Asia’s improved equity mood continued in Europe and US trade. ECB’s Draghi remained optimistic on Eurozone growth and inflation and Italy rallied on budget hopes. The US dollar slid in the London morning but then reversed in NY, leaving AUD/USD at 0.7230. Spot iron ore tumbled almost -7% to 4 month lows. Today’s calendar is light ahead of US data on consumer confidence and house prices.
AUD/USD followed the broad USD swings, rallying from 0.7230 in the Sydney afternoon to around 0.7275 in the London morning, then back to 0.7230 by early Sydney trade Tuesday. There was no apparent correlation with the ongoing slide in iron ore prices, with the benchmark spot price in China printing -6.8% at $64.45/tonne, a low since July and Dalian futures settling -2.1%.

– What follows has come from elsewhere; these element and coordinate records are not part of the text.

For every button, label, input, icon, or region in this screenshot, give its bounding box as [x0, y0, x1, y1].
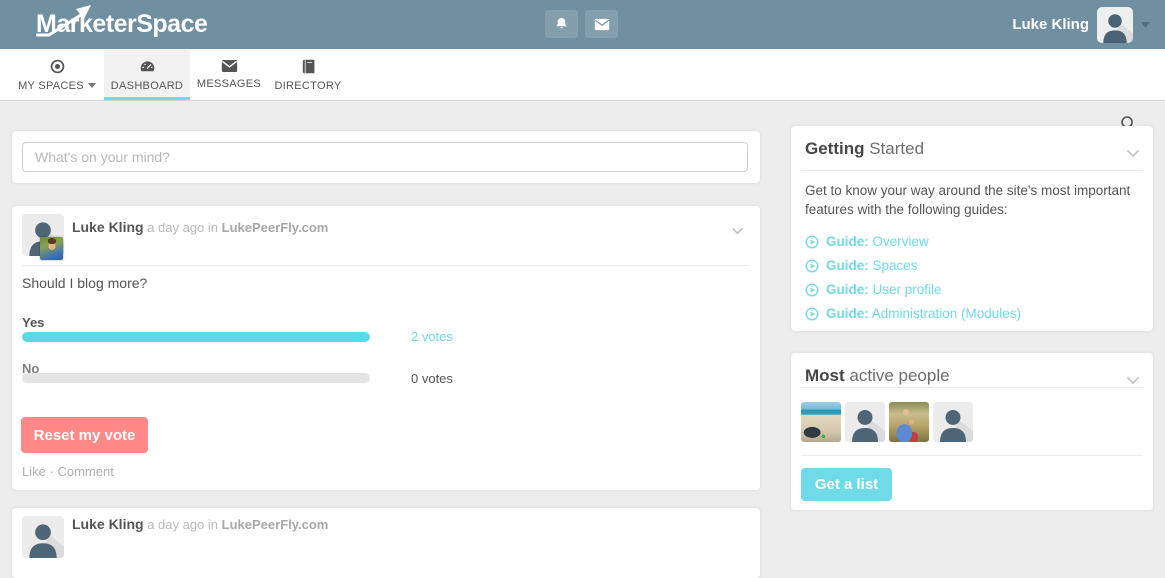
guide-link-user-profile[interactable]: Guide: User profile	[805, 282, 1021, 297]
post-card: Luke Kling a day ago in LukePeerFly.com …	[12, 206, 760, 490]
poll-votes-yes[interactable]: 2 votes	[411, 329, 453, 344]
user-avatar[interactable]	[1097, 6, 1133, 43]
post-card: Luke Kling a day ago in LukePeerFly.com	[12, 508, 760, 578]
tab-dashboard[interactable]: DASHBOARD	[104, 49, 190, 100]
user-avatar-placeholder[interactable]	[933, 402, 973, 442]
post-header: Luke Kling a day ago in LukePeerFly.com	[72, 516, 328, 532]
person-silhouette-icon	[1103, 13, 1133, 43]
logo-arrow-icon	[36, 5, 91, 37]
play-circle-icon	[805, 259, 819, 272]
poll-votes-no: 0 votes	[411, 371, 453, 386]
panel-title-bold: Getting	[805, 139, 865, 158]
gauge-icon	[140, 60, 154, 71]
post-menu-chevron-icon[interactable]	[732, 222, 743, 240]
poll-bar-yes-fill	[22, 332, 370, 342]
tab-my-spaces[interactable]: MY SPACES	[10, 49, 104, 100]
reset-vote-button[interactable]: Reset my vote	[21, 417, 148, 453]
like-link[interactable]: Like	[22, 464, 46, 479]
post-actions: Like · Comment	[22, 464, 114, 479]
space-photo-avatar[interactable]	[40, 237, 63, 260]
caret-down-icon[interactable]	[1141, 21, 1150, 28]
divider	[801, 455, 1143, 456]
composer-input[interactable]	[22, 142, 748, 172]
post-meta: a day ago in	[147, 517, 219, 532]
poll-option-label: Yes	[22, 315, 45, 330]
tab-my-spaces-label: MY SPACES	[18, 79, 84, 92]
tab-messages[interactable]: MESSAGES	[190, 49, 268, 100]
user-avatar-photo[interactable]	[889, 402, 929, 442]
panel-title: Getting Started	[805, 139, 924, 159]
user-avatar-photo[interactable]	[801, 402, 841, 442]
post-space-link[interactable]: LukePeerFly.com	[222, 517, 329, 532]
person-silhouette-icon	[29, 524, 64, 558]
person-silhouette-icon	[852, 410, 885, 442]
tab-directory-label: DIRECTORY	[274, 79, 342, 92]
user-avatar-placeholder[interactable]	[845, 402, 885, 442]
play-circle-icon	[805, 235, 819, 248]
divider	[801, 170, 1143, 171]
panel-title: Most active people	[805, 366, 950, 386]
logo[interactable]: MarketerSpace	[36, 0, 208, 49]
most-active-panel: Most active people Get a list	[791, 353, 1153, 510]
envelope-icon	[221, 60, 237, 72]
post-header: Luke Kling a day ago in LukePeerFly.com	[72, 219, 328, 235]
tab-dashboard-label: DASHBOARD	[110, 79, 184, 92]
actions-separator: ·	[49, 464, 54, 479]
author-avatar[interactable]	[22, 516, 64, 558]
messages-button[interactable]	[585, 10, 618, 38]
post-author[interactable]: Luke Kling	[72, 219, 144, 235]
post-meta: a day ago in	[147, 220, 219, 235]
notifications-button[interactable]	[545, 10, 578, 38]
comment-link[interactable]: Comment	[57, 464, 113, 479]
post-space-link[interactable]: LukePeerFly.com	[222, 220, 329, 235]
user-menu: Luke Kling	[1012, 0, 1150, 49]
panel-title-bold: Most	[805, 366, 845, 385]
guide-links: Guide: Overview Guide: Spaces Guide: Use…	[805, 234, 1021, 321]
top-header: MarketerSpace Luke Kling	[0, 0, 1165, 49]
getting-started-panel: Getting Started Get to know your way aro…	[791, 126, 1153, 331]
divider	[801, 387, 1143, 388]
post-author[interactable]: Luke Kling	[72, 516, 144, 532]
nav-tabs: MY SPACES DASHBOARD MESSAGES DIRECTORY	[10, 49, 348, 100]
tab-messages-label: MESSAGES	[196, 78, 262, 90]
active-people-avatars	[801, 402, 973, 442]
play-circle-icon	[805, 283, 819, 296]
post-composer-card	[12, 131, 760, 183]
get-a-list-button[interactable]: Get a list	[801, 468, 892, 501]
user-name[interactable]: Luke Kling	[1012, 16, 1089, 33]
caret-down-icon	[87, 83, 96, 88]
tab-directory[interactable]: DIRECTORY	[268, 49, 348, 100]
main-nav: MY SPACES DASHBOARD MESSAGES DIRECTORY	[0, 49, 1165, 131]
guide-link-administration[interactable]: Guide: Administration (Modules)	[805, 306, 1021, 321]
poll-question: Should I blog more?	[22, 275, 148, 291]
book-icon	[302, 59, 315, 73]
panel-title-rest: active people	[844, 366, 950, 385]
envelope-icon	[594, 18, 609, 30]
bell-icon	[556, 18, 567, 29]
poll-bar-yes	[22, 332, 370, 342]
play-circle-icon	[805, 307, 819, 320]
poll-bar-no	[22, 373, 370, 383]
collapse-chevron-icon[interactable]	[1127, 145, 1139, 163]
getting-started-intro: Get to know your way around the site's m…	[805, 183, 1131, 217]
panel-title-rest: Started	[864, 139, 925, 158]
guide-link-spaces[interactable]: Guide: Spaces	[805, 258, 1021, 273]
guide-link-overview[interactable]: Guide: Overview	[805, 234, 1021, 249]
divider	[22, 265, 750, 266]
dot-circle-icon	[50, 59, 64, 73]
person-silhouette-icon	[940, 410, 973, 442]
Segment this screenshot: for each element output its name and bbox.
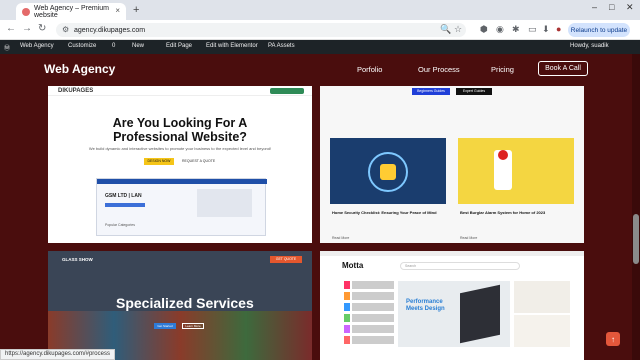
browser-tab[interactable]: Web Agency – Premium website ×	[16, 3, 126, 20]
card2-post2-title: Best Burglar Alarm System for Home of 20…	[460, 210, 546, 215]
reload-icon[interactable]: ↻	[38, 23, 46, 34]
card3-headline: Specialized Services	[116, 295, 254, 311]
puzzle-icon[interactable]: ✱	[512, 24, 520, 35]
admin-pa-assets[interactable]: PA Assets	[268, 43, 295, 49]
card3-brand: GLASS SHOW	[62, 257, 93, 262]
download-icon[interactable]: ⬇	[542, 24, 550, 35]
card3-cta: GET QUOTE	[270, 256, 302, 263]
nav-portfolio[interactable]: Porfolio	[357, 65, 382, 74]
favicon-icon	[22, 8, 30, 16]
page-scrollbar[interactable]	[632, 54, 640, 360]
sidepanel-icon[interactable]: ▭	[528, 24, 537, 35]
card2-tab-beginners: Beginners Guides	[412, 88, 450, 95]
card1-quote-button: REQUEST A QUOTE	[182, 159, 216, 163]
scrollbar-thumb[interactable]	[633, 214, 639, 264]
card1-subtext: We build dynamic and interactive website…	[88, 146, 272, 151]
card2-read-more-2: Read More	[460, 236, 478, 240]
avatar[interactable]: ●	[556, 24, 561, 34]
admin-comments-count[interactable]: 0	[112, 43, 115, 49]
card4-brand: Motta	[342, 261, 364, 270]
card1-design-button: DESIGN NOW	[144, 158, 174, 165]
portfolio-grid: DIKUPAGES Are You Looking For A Professi…	[0, 84, 632, 360]
card2-post1-title: Home Security Checklist: Ensuring Your P…	[332, 210, 437, 215]
nav-our-process[interactable]: Our Process	[418, 65, 460, 74]
site-logo[interactable]: Web Agency	[44, 62, 115, 76]
portfolio-card-motta[interactable]: Motta Search Performance Meets Design	[320, 251, 584, 360]
portfolio-card-dikupages[interactable]: DIKUPAGES Are You Looking For A Professi…	[48, 86, 312, 243]
maximize-icon[interactable]: □	[609, 2, 614, 12]
card2-image-security	[330, 138, 446, 204]
portfolio-card-logistics[interactable]: GLASS SHOW GET QUOTE Specialized Service…	[48, 251, 312, 360]
address-bar[interactable]: ⚙ agency.dikupages.com	[56, 23, 466, 37]
back-to-top-button[interactable]: ↑	[606, 332, 620, 346]
wp-admin-bar: Ⓦ Web Agency Customize 0 New Edit Page E…	[0, 40, 640, 54]
admin-new[interactable]: New	[132, 43, 144, 49]
minimize-icon[interactable]: –	[592, 2, 597, 12]
forward-icon[interactable]: →	[22, 23, 32, 34]
card4-category-list	[344, 281, 394, 357]
card4-banner: Performance Meets Design	[398, 281, 510, 347]
screenshot-icon[interactable]: ◉	[496, 24, 504, 35]
browser-toolbar: ← → ↻ ⚙ agency.dikupages.com 🔍 ☆ ⬢ ◉ ✱ ▭…	[0, 20, 640, 40]
extension-icon[interactable]: ⬢	[480, 24, 488, 35]
admin-greeting[interactable]: Howdy, suadik	[570, 43, 609, 49]
card1-header-button	[270, 88, 304, 94]
card1-mock-title: GSM LTD | LAN	[105, 193, 142, 199]
admin-edit-page[interactable]: Edit Page	[166, 43, 192, 49]
card1-headline: Are You Looking For A Professional Websi…	[112, 116, 248, 144]
card2-read-more-1: Read More	[332, 236, 350, 240]
wordpress-icon[interactable]: Ⓦ	[4, 43, 10, 52]
nav-pricing[interactable]: Pricing	[491, 65, 514, 74]
new-tab-button[interactable]: +	[133, 4, 139, 16]
url-text: agency.dikupages.com	[74, 26, 146, 34]
card4-banner-text: Performance Meets Design	[406, 299, 445, 312]
admin-customize[interactable]: Customize	[68, 43, 96, 49]
book-call-button[interactable]: Book A Call	[538, 61, 588, 76]
site-info-icon[interactable]: ⚙	[62, 25, 69, 34]
admin-edit-elementor[interactable]: Edit with Elementor	[206, 43, 258, 49]
relaunch-button[interactable]: Relaunch to update	[568, 23, 630, 37]
site-header: Web Agency Porfolio Our Process Pricing …	[0, 54, 640, 84]
tab-strip: Web Agency – Premium website × + – □ ✕	[0, 0, 640, 20]
card1-categories: Popular Categories	[105, 223, 135, 227]
admin-site-name[interactable]: Web Agency	[20, 43, 54, 49]
card3-btn2: Learn More	[182, 323, 204, 329]
card2-tab-experts: Expert Guides	[456, 88, 492, 95]
card1-brand: DIKUPAGES	[58, 88, 94, 94]
card4-search: Search	[400, 262, 520, 270]
close-tab-icon[interactable]: ×	[115, 6, 120, 15]
back-icon[interactable]: ←	[6, 23, 16, 34]
close-window-icon[interactable]: ✕	[626, 2, 634, 13]
card3-btn1: Get Started	[154, 323, 176, 329]
card1-mockup: GSM LTD | LAN Popular Categories	[96, 178, 267, 236]
bookmark-star-icon[interactable]: ☆	[454, 24, 462, 35]
tab-title: Web Agency – Premium website	[34, 4, 109, 19]
zoom-icon[interactable]: 🔍	[440, 24, 451, 35]
card2-image-alarm	[458, 138, 574, 204]
portfolio-card-security[interactable]: Beginners Guides Expert Guides Home Secu…	[320, 86, 584, 243]
status-bar-url: https://agency.dikupages.com/#process	[0, 349, 115, 360]
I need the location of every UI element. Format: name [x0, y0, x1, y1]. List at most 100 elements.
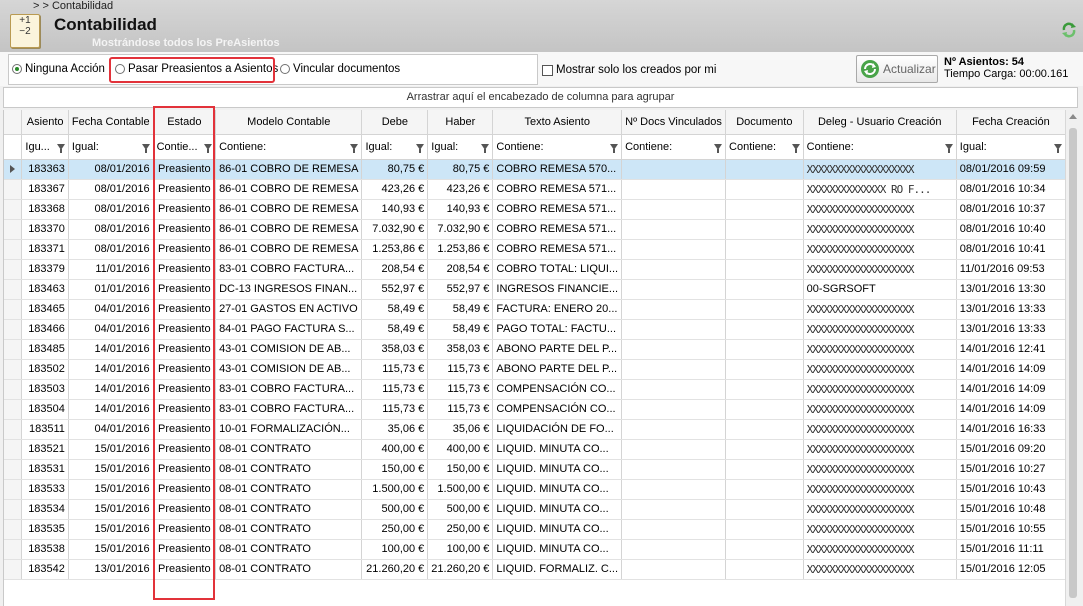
cell-usuario-creacion[interactable]: XXXXXXXXXXXXXXXXXXX	[803, 239, 957, 260]
cell-documento[interactable]	[725, 219, 804, 240]
table-row[interactable]: 183521 15/01/2016 Preasiento 08-01 CONTRATO…	[4, 439, 1066, 460]
cell-estado[interactable]: Preasiento	[153, 239, 217, 260]
cell-haber[interactable]: 423,26 €	[427, 179, 494, 200]
cell-fecha-contable[interactable]: 04/01/2016	[68, 319, 154, 340]
row-indicator[interactable]	[4, 419, 23, 440]
cell-documento[interactable]	[725, 399, 804, 420]
funnel-icon[interactable]	[204, 143, 213, 153]
cell-fecha-creacion[interactable]: 14/01/2016 16:33	[956, 419, 1066, 440]
table-row[interactable]: 183542 13/01/2016 Preasiento 08-01 CONTRATO…	[4, 559, 1066, 580]
cell-texto-asiento[interactable]: LIQUID. MINUTA CO...	[492, 539, 623, 560]
cell-debe[interactable]: 150,00 €	[361, 459, 429, 480]
funnel-icon[interactable]	[56, 143, 65, 153]
cell-asiento[interactable]: 183363	[21, 159, 69, 180]
row-indicator[interactable]	[4, 559, 23, 580]
funnel-icon[interactable]	[610, 143, 619, 153]
cell-docs-vinculados[interactable]	[621, 479, 727, 500]
filter-cell[interactable]: Igu...	[25, 141, 65, 153]
cell-debe[interactable]: 7.032,90 €	[361, 219, 429, 240]
table-row[interactable]: 183538 15/01/2016 Preasiento 08-01 CONTRATO…	[4, 539, 1066, 560]
cell-documento[interactable]	[725, 479, 804, 500]
update-button[interactable]: Actualizar	[856, 55, 938, 83]
radio-dot[interactable]	[12, 64, 22, 74]
cell-modelo-contable[interactable]: DC-13 INGRESOS FINAN...	[215, 279, 363, 300]
cell-modelo-contable[interactable]: 84-01 PAGO FACTURA S...	[215, 319, 363, 340]
cell-documento[interactable]	[725, 159, 804, 180]
cell-docs-vinculados[interactable]	[621, 299, 727, 320]
cell-usuario-creacion[interactable]: XXXXXXXXXXXXXXXXXXX	[803, 319, 957, 340]
column-header-fecha-contable[interactable]: Fecha Contable	[68, 110, 154, 135]
cell-estado[interactable]: Preasiento	[153, 219, 217, 240]
table-row[interactable]: 183485 14/01/2016 Preasiento 43-01 COMISION…	[4, 339, 1066, 360]
cell-estado[interactable]: Preasiento	[153, 159, 217, 180]
cell-fecha-creacion[interactable]: 15/01/2016 10:48	[956, 499, 1066, 520]
cell-usuario-creacion[interactable]: XXXXXXXXXXXXXXXXXXX	[803, 159, 957, 180]
cell-estado[interactable]: Preasiento	[153, 419, 217, 440]
cell-debe[interactable]: 80,75 €	[361, 159, 429, 180]
filter-fecha-contable[interactable]: Igual:	[68, 134, 154, 160]
table-row[interactable]: 183531 15/01/2016 Preasiento 08-01 CONTRATO…	[4, 459, 1066, 480]
funnel-icon[interactable]	[481, 143, 490, 153]
cell-texto-asiento[interactable]: COBRO TOTAL: LIQUI...	[492, 259, 623, 280]
column-header-usuario-creacion[interactable]: Deleg - Usuario Creación	[803, 110, 957, 135]
cell-debe[interactable]: 35,06 €	[361, 419, 429, 440]
cell-docs-vinculados[interactable]	[621, 239, 727, 260]
cell-haber[interactable]: 115,73 €	[427, 379, 494, 400]
cell-estado[interactable]: Preasiento	[153, 199, 217, 220]
filter-cell[interactable]: Contiene:	[625, 141, 723, 153]
cell-docs-vinculados[interactable]	[621, 219, 727, 240]
cell-docs-vinculados[interactable]	[621, 319, 727, 340]
cell-documento[interactable]	[725, 439, 804, 460]
cell-fecha-contable[interactable]: 01/01/2016	[68, 279, 154, 300]
cell-fecha-creacion[interactable]: 08/01/2016 10:37	[956, 199, 1066, 220]
cell-asiento[interactable]: 183503	[21, 379, 69, 400]
scroll-up-icon[interactable]	[1069, 114, 1077, 119]
cell-estado[interactable]: Preasiento	[153, 259, 217, 280]
column-header-haber[interactable]: Haber	[427, 110, 494, 135]
cell-asiento[interactable]: 183465	[21, 299, 69, 320]
cell-usuario-creacion[interactable]: XXXXXXXXXXXXXXXXXXX	[803, 259, 957, 280]
cell-texto-asiento[interactable]: ABONO PARTE DEL P...	[492, 339, 623, 360]
cell-debe[interactable]: 115,73 €	[361, 399, 429, 420]
cell-texto-asiento[interactable]: ABONO PARTE DEL P...	[492, 359, 623, 380]
cell-fecha-contable[interactable]: 15/01/2016	[68, 479, 154, 500]
cell-modelo-contable[interactable]: 43-01 COMISION DE AB...	[215, 359, 363, 380]
cell-fecha-creacion[interactable]: 15/01/2016 12:05	[956, 559, 1066, 580]
filter-cell[interactable]: Contiene:	[496, 141, 619, 153]
cell-estado[interactable]: Preasiento	[153, 339, 217, 360]
cell-debe[interactable]: 423,26 €	[361, 179, 429, 200]
cell-docs-vinculados[interactable]	[621, 359, 727, 380]
filter-fecha-creacion[interactable]: Igual:	[956, 134, 1066, 160]
cell-estado[interactable]: Preasiento	[153, 399, 217, 420]
filter-cell[interactable]: Igual:	[72, 141, 150, 153]
table-row[interactable]: 183502 14/01/2016 Preasiento 43-01 COMISION…	[4, 359, 1066, 380]
cell-fecha-creacion[interactable]: 14/01/2016 14:09	[956, 379, 1066, 400]
cell-estado[interactable]: Preasiento	[153, 459, 217, 480]
cell-documento[interactable]	[725, 199, 804, 220]
cell-texto-asiento[interactable]: LIQUID. MINUTA CO...	[492, 439, 623, 460]
cell-documento[interactable]	[725, 539, 804, 560]
cell-docs-vinculados[interactable]	[621, 459, 727, 480]
cell-modelo-contable[interactable]: 08-01 CONTRATO	[215, 479, 363, 500]
cell-fecha-creacion[interactable]: 13/01/2016 13:30	[956, 279, 1066, 300]
cell-fecha-creacion[interactable]: 15/01/2016 10:27	[956, 459, 1066, 480]
table-row[interactable]: 183370 08/01/2016 Preasiento 86-01 COBRO DE…	[4, 219, 1066, 240]
cell-fecha-contable[interactable]: 15/01/2016	[68, 539, 154, 560]
column-header-debe[interactable]: Debe	[361, 110, 429, 135]
cell-modelo-contable[interactable]: 86-01 COBRO DE REMESA	[215, 159, 363, 180]
cell-usuario-creacion[interactable]: XXXXXXXXXXXXXXXXXXX	[803, 199, 957, 220]
cell-usuario-creacion[interactable]: XXXXXXXXXXXXXXXXXXX	[803, 339, 957, 360]
cell-texto-asiento[interactable]: COBRO REMESA 571...	[492, 179, 623, 200]
cell-haber[interactable]: 250,00 €	[427, 519, 494, 540]
cell-fecha-creacion[interactable]: 15/01/2016 11:11	[956, 539, 1066, 560]
cell-asiento[interactable]: 183370	[21, 219, 69, 240]
filter-haber[interactable]: Igual:	[427, 134, 494, 160]
table-row[interactable]: 183463 01/01/2016 Preasiento DC-13 INGRESOS…	[4, 279, 1066, 300]
cell-fecha-contable[interactable]: 11/01/2016	[68, 259, 154, 280]
cell-fecha-contable[interactable]: 15/01/2016	[68, 439, 154, 460]
cell-asiento[interactable]: 183511	[21, 419, 69, 440]
cell-modelo-contable[interactable]: 86-01 COBRO DE REMESA	[215, 199, 363, 220]
cell-docs-vinculados[interactable]	[621, 559, 727, 580]
cell-documento[interactable]	[725, 319, 804, 340]
row-indicator[interactable]	[4, 299, 23, 320]
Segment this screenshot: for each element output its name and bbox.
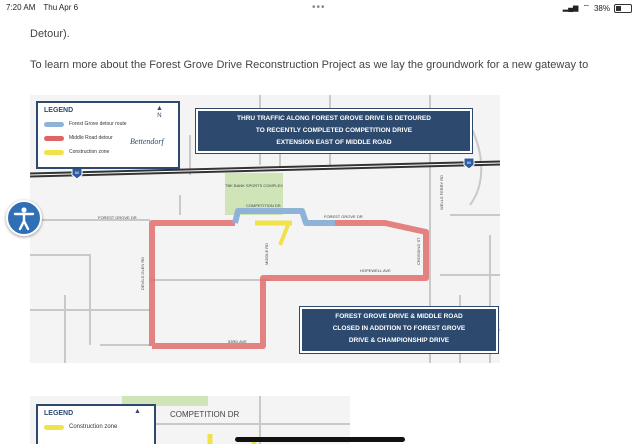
legend-item-forest-grove: Forest Grove detour route [44, 121, 127, 127]
interstate-shield-icon: 80 [463, 157, 475, 170]
legend-label: Middle Road detour [69, 135, 113, 141]
north-label: N [157, 113, 162, 119]
accessibility-icon [13, 207, 35, 231]
battery-fill [616, 5, 622, 11]
map2-legend-item-construction: Construction zone [44, 424, 117, 430]
paragraph-learn-more: To learn more about the Forest Grove Dri… [30, 59, 589, 71]
map2-north-arrow-icon: ▲ [134, 408, 141, 415]
accessibility-button[interactable] [6, 200, 42, 236]
status-time: 7:20 AM [6, 3, 36, 12]
paragraph-detour: Detour). [30, 28, 70, 40]
status-date: Thu Apr 6 [43, 3, 79, 12]
callout-line: TO RECENTLY COMPLETED COMPETITION DRIVE [255, 127, 413, 134]
map2-legend-title: LEGEND [44, 410, 74, 417]
map-legend: LEGEND ▲ N Forest Grove detour route Midd… [36, 101, 180, 169]
road-label-competition: COMPETITION DR [246, 203, 281, 208]
detour-map-image: TBK BANK SPORTS COMPLEX 80 80 FOREST GRO… [30, 95, 500, 363]
legend-label: Forest Grove detour route [69, 121, 127, 127]
callout-line: EXTENSION EAST OF MIDDLE ROAD [276, 139, 392, 146]
wifi-icon: ⌔ [582, 3, 590, 12]
callout-line: DRIVE & CHAMPIONSHIP DRIVE [348, 337, 450, 344]
interstate-shield-icon: 80 [71, 167, 83, 180]
callout-line: FOREST GROVE DRIVE & MIDDLE ROAD [335, 313, 463, 320]
legend-item-middle-road: Middle Road detour [44, 135, 113, 141]
legend-label: Construction zone [69, 424, 118, 430]
legend-swatch-red [44, 135, 64, 141]
interstate-shield-label: 80 [467, 160, 472, 165]
callout-thru-traffic: THRU TRAFFIC ALONG FOREST GROVE DRIVE IS… [196, 109, 472, 153]
home-indicator[interactable] [235, 437, 405, 442]
legend-label: Construction zone [69, 149, 110, 155]
battery-icon [614, 3, 632, 13]
interstate-shield-label: 80 [75, 170, 80, 175]
bettendorf-logo: Bettendorf [130, 137, 164, 146]
road-label-forest-grove-west: FOREST GROVE DR [98, 215, 137, 220]
road-label-wells-ferry: WELLS FERRY RD [439, 175, 444, 210]
legend-swatch-blue [44, 121, 64, 127]
road-label-53rd: 53RD AVE [228, 339, 247, 344]
legend-item-construction: Construction zone [44, 149, 109, 155]
legend-swatch-yellow [44, 149, 64, 155]
road-label-forest-grove-east: FOREST GROVE DR [324, 214, 363, 219]
road-label-hopewell: HOPEWELL AVE [360, 268, 391, 273]
callout-closures: FOREST GROVE DRIVE & MIDDLE ROAD CLOSED … [300, 307, 498, 353]
map2-road-label: COMPETITION DR [170, 410, 240, 419]
legend-title: LEGEND [44, 107, 74, 114]
callout-line: THRU TRAFFIC ALONG FOREST GROVE DRIVE IS… [237, 115, 431, 122]
construction-zone-middle-road [278, 224, 290, 246]
north-arrow-icon: ▲ N [156, 105, 163, 119]
map2-legend: LEGEND ▲ Construction zone [36, 404, 156, 444]
road-label-crossing: CROSSING ST [416, 237, 421, 265]
road-label-devils-glen: DEVILS GLEN RD [140, 257, 145, 290]
road-label-middle: MIDDLE RD [264, 243, 269, 265]
battery-percent: 38% [593, 3, 610, 13]
cellular-signal-icon: ▂▄▆ [562, 5, 579, 12]
multitasking-dots-icon[interactable]: ••• [312, 2, 326, 13]
status-bar: 7:20 AM Thu Apr 6 ••• ▂▄▆ ⌔ 38% [0, 0, 640, 16]
legend-swatch-yellow [44, 424, 64, 430]
callout-line: CLOSED IN ADDITION TO FOREST GROVE [332, 325, 466, 332]
park-label: TBK BANK SPORTS COMPLEX [225, 183, 283, 188]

NZD/USD similarly traced 0.6780 to 0.6815 and back. AUD/NZD slipped from 1.0685 to 1.0655, despite the improved risk sentiment.
EUR/USD round-tripped from 1.1330 to 1.1385 and back. ECB speakers, notably Chief Economist Praet and President Draghi, noted the moderation in recent data had been deeper than expected and that uncertainties such as protectionism had risen. Nevertheless they maintained their view that the economy was still in line with their projections and their bond purchases are set to end in December. However, the moderation means that the ECB will maintain significant monetary stimulus.
Germany’s November IFO business survey slipped more than anticipated (business climate 102.0, exp. 102.3, prev. 102.9) but broadly remained at elevated levels and in the range of the past 18 months. Italian equity and bond markets rallied sharply on reports that the government would make changes to its budget.
UK PM May appeared in parliament to affirm the ratification of the Brexit plan by the EU-27 leaders. She restated that there is no other option and that parliament should vote for the deal. However, the reception was decidedly dismissive, highlighting the difficulty facing May and her Cabinet over the next two weeks with the parliamentary debate now announced for 11th December. GBP/USD wandered around the mid-1.28s, for little net change.
USD/JPY however found clear direction, rising from 112.90 in the Sydney morning to 113.60 late NY, supported by the rise in equity markets and US bond yields.
The Dallas Fed manufacturing index posted a steep fall in November to 17.6, well below expectations (24.5) from 29.4 last month, a 15 month low. The detail showed broad-based declines across new orders, employment and CAPEX intentions, the recent plunge in energy prices a likely culprit for weaker sentiment in the Dallas region.
Interest rates
The US 10yr treasury yield rose from 3.05% to 3.09%, while 2yr yields eked a slightly lower range of 2.82%-2.84%. Fed fund futures repriced the chance of the next rate hike on 19 December at 80% (from 75%).
Event risk
Australia’s data calendar remains quiet ahead of the inputs to Q3 GDP which start tomorrow with construction work done. New Zealand releases trade data for October.
The US data calendar is reasonably busy but probably not market-moving. Sep S&P/Case-Shiller homes price are expected to show house price growth slowly losing momentum, around 5.2%yr. Nov Conference Board consumer confidence is anticipated to remain well above average, around 136.0 from 137.9 in Oct. Fedspeak involves Vice Chair Clarida on ‘Data Dependence and U.S. Monetary Policy” and regional Fed presidents Bostic, Evans and George on a panel at The Clearing House Annual Conference in NY.